Les nitrates inorganiques NO3- sont présents chaque jour dans notre nourriture. Leur concentration est importante dans les légumes verts, la betterave et d’autres végétaux.

Le point de vue de la communauté scientifique à l’égard des ions nitrate NO3- est passé par trois phases successives:

1) Au cours des années 1970, on posa d’abord en postulat que les nitrates alimentaires étaient susceptibles de favoriser l’apparition de cancers, vu leur transformation métabolique en nitrosamines. Mais plus de 40 ans de recherche extensive n’ont pas permis de confirmer qu’il existait, chez l’homme, un quelconque lien entre les nitrates alimentaires et les cancers [In the 1970s, it was postulated that dietary nitrate would be carcinogenic owing to in vivo metabolism resulting in the formation of nitrosamines, a versatile class of carcinogens. However, despite extensive research over more than 40 years attempting to establish a link between dietary nitrate and cancer in humans, there is still no convincing evidence for this].

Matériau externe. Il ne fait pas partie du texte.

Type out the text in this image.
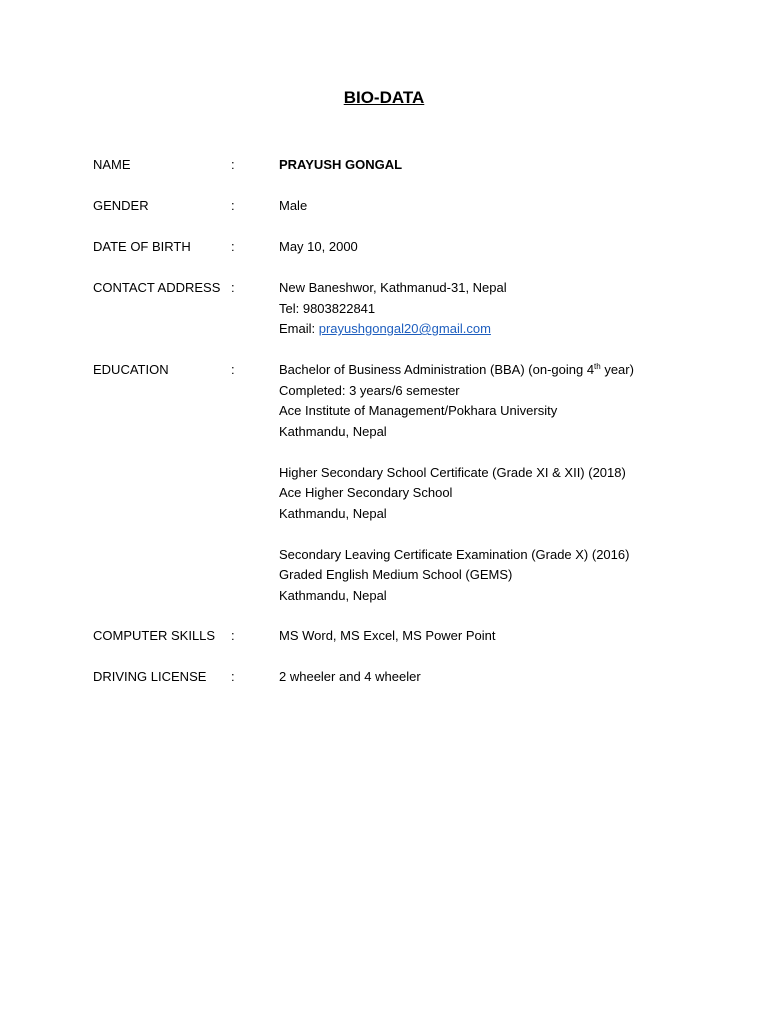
BIO-DATA
NAME	:	PRAYUSH GONGAL
GENDER	:	Male
DATE OF BIRTH	:	May 10, 2000
CONTACT ADDRESS :	New Baneshwor, Kathmanud-31, Nepal
Tel: 9803822841
Email: prayushgongal20@gmail.com
EDUCATION	:	Bachelor of Business Administration (BBA) (on-going 4th year)
Completed: 3 years/6 semester
Ace Institute of Management/Pokhara University
Kathmandu, Nepal
Higher Secondary School Certificate (Grade XI & XII) (2018)
Ace Higher Secondary School
Kathmandu, Nepal
Secondary Leaving Certificate Examination (Grade X) (2016)
Graded English Medium School (GEMS)
Kathmandu, Nepal
COMPUTER SKILLS :	MS Word, MS Excel, MS Power Point
DRIVING LICENSE :	2 wheeler and 4 wheeler
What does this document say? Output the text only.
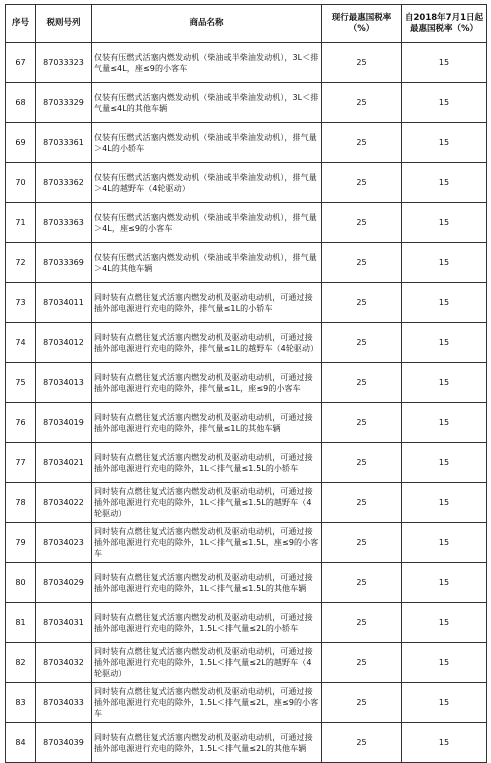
序号	税则号列	商品名称	现行最惠国税率（%）	自2018年7月1日起最惠国税率（%）
67	87033323	仅装有压燃式活塞内燃发动机（柴油或半柴油发动机），3L＜排气量≤4L，座≤9的小客车	25	15
68	87033329	仅装有压燃式活塞内燃发动机（柴油或半柴油发动机），3L＜排气量≤4L的其他车辆	25	15
69	87033361	仅装有压燃式活塞内燃发动机（柴油或半柴油发动机），排气量＞4L的小轿车	25	15
70	87033362	仅装有压燃式活塞内燃发动机（柴油或半柴油发动机），排气量＞4L的越野车（4轮驱动）	25	15
71	87033363	仅装有压燃式活塞内燃发动机（柴油或半柴油发动机），排气量＞4L，座≤9的小客车	25	15
72	87033369	仅装有压燃式活塞内燃发动机（柴油或半柴油发动机），排气量＞4L的其他车辆	25	15
73	87034011	同时装有点燃往复式活塞内燃发动机及驱动电动机，可通过接插外部电源进行充电的除外，排气量≤1L的小轿车	25	15
74	87034012	同时装有点燃往复式活塞内燃发动机及驱动电动机，可通过接插外部电源进行充电的除外，排气量≤1L的越野车（4轮驱动）	25	15
75	87034013	同时装有点燃往复式活塞内燃发动机及驱动电动机，可通过接插外部电源进行充电的除外，排气量≤1L，座≤9的小客车	25	15
76	87034019	同时装有点燃往复式活塞内燃发动机及驱动电动机，可通过接插外部电源进行充电的除外，排气量≤1L的其他车辆	25	15
77	87034021	同时装有点燃往复式活塞内燃发动机及驱动电动机，可通过接插外部电源进行充电的除外，1L＜排气量≤1.5L的小轿车	25	15
78	87034022	同时装有点燃往复式活塞内燃发动机及驱动电动机，可通过接插外部电源进行充电的除外，1L＜排气量≤1.5L的越野车（4轮驱动）	25	15
79	87034023	同时装有点燃往复式活塞内燃发动机及驱动电动机，可通过接插外部电源进行充电的除外，1L＜排气量≤1.5L，座≤9的小客车	25	15
80	87034029	同时装有点燃往复式活塞内燃发动机及驱动电动机，可通过接插外部电源进行充电的除外，1L＜排气量≤1.5L的其他车辆	25	15
81	87034031	同时装有点燃往复式活塞内燃发动机及驱动电动机，可通过接插外部电源进行充电的除外，1.5L＜排气量≤2L的小轿车	25	15
82	87034032	同时装有点燃往复式活塞内燃发动机及驱动电动机，可通过接插外部电源进行充电的除外，1.5L＜排气量≤2L的越野车（4轮驱动）	25	15
83	87034033	同时装有点燃往复式活塞内燃发动机及驱动电动机，可通过接插外部电源进行充电的除外，1.5L＜排气量≤2L，座≤9的小客车	25	15
84	87034039	同时装有点燃往复式活塞内燃发动机及驱动电动机，可通过接插外部电源进行充电的除外，1.5L＜排气量≤2L的其他车辆	25	15
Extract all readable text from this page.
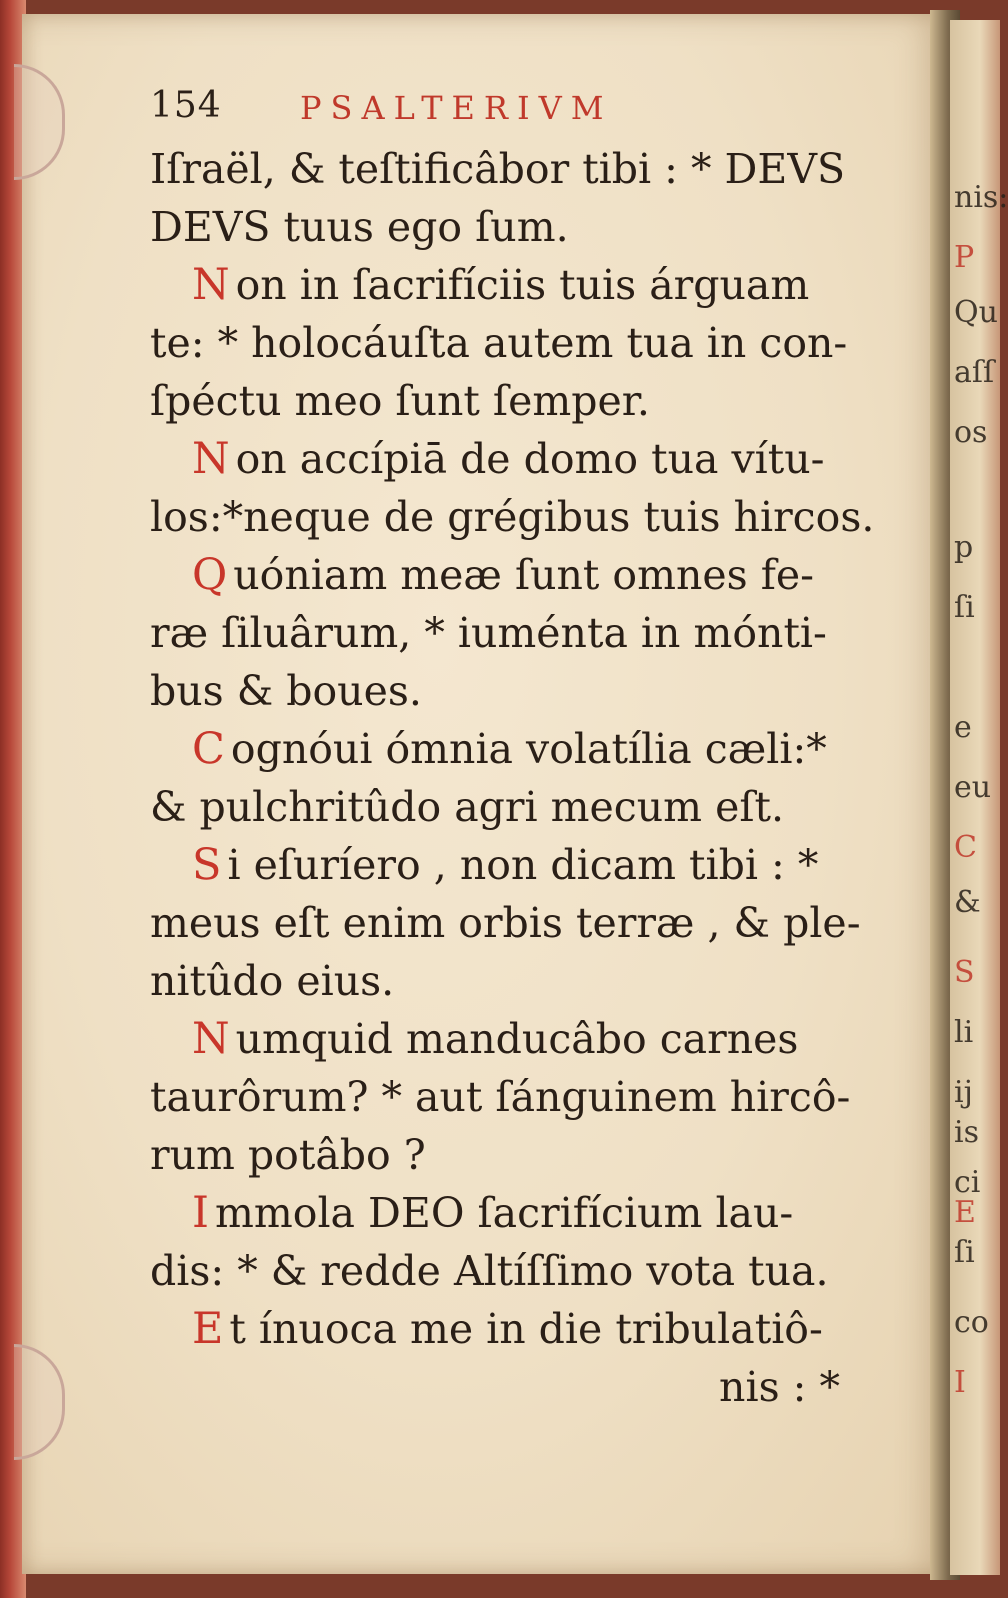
nis:
P
Qu
aſſ
os
p
ſi
e
eu
C
&
S
li
ij
is
ci
E
ſi
co
I
154 PSALTERIVM
Iſraël, & teſtificâbor tibi : * DEVS
DEVS tuus ego ſum.
N on in ſacrifíciis tuis árguam
te: * holocáuſta autem tua in con-
ſpéctu meo ſunt ſemper.
N on accípiā de domo tua vítu-
los:*neque de grégibus tuis hircos.
Q uóniam meæ ſunt omnes fe-
ræ ſiluârum, * iuménta in mónti-
bus & boues.
C ognóui ómnia volatília cæli:*
& pulchritûdo agri mecum eſt.
S i eſuríero , non dicam tibi : *
meus eſt enim orbis terræ , & ple-
nitûdo eius.
N umquid manducâbo carnes
taurôrum? * aut ſánguinem hircô-
rum potâbo ?
I mmola DEO ſacrifícium lau-
dis: * & redde Altíſſimo vota tua.
E t ínuoca me in die tribulatiô-
nis : *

2) Au cours des années 1980, la façon de considérer les ions nitrate NO3- se modifia. La découverte de la voie métabolique L-arginine-NO apportait, en effet, la notion que les nitrates pouvaient être l’objet d’une synthèse endogène, après oxydation de l’oxyde nitrique NO. Mais comme on les pensait dépourvus de toute activité biologique, les nitrates NO3- et les nitrites NO2- furent alors conçus uniquement comme des marqueurs utiles de la formation de NO [In the 1980s, with the discovery of the L-arginine-nitric oxide (NO) pathway, interest in nitrate shifted, as it was found to be formed endogenously following NO oxidation. Nitrate and nitrite became useful markers of NO formation, but they were thought to have no bioactivity whatsoever].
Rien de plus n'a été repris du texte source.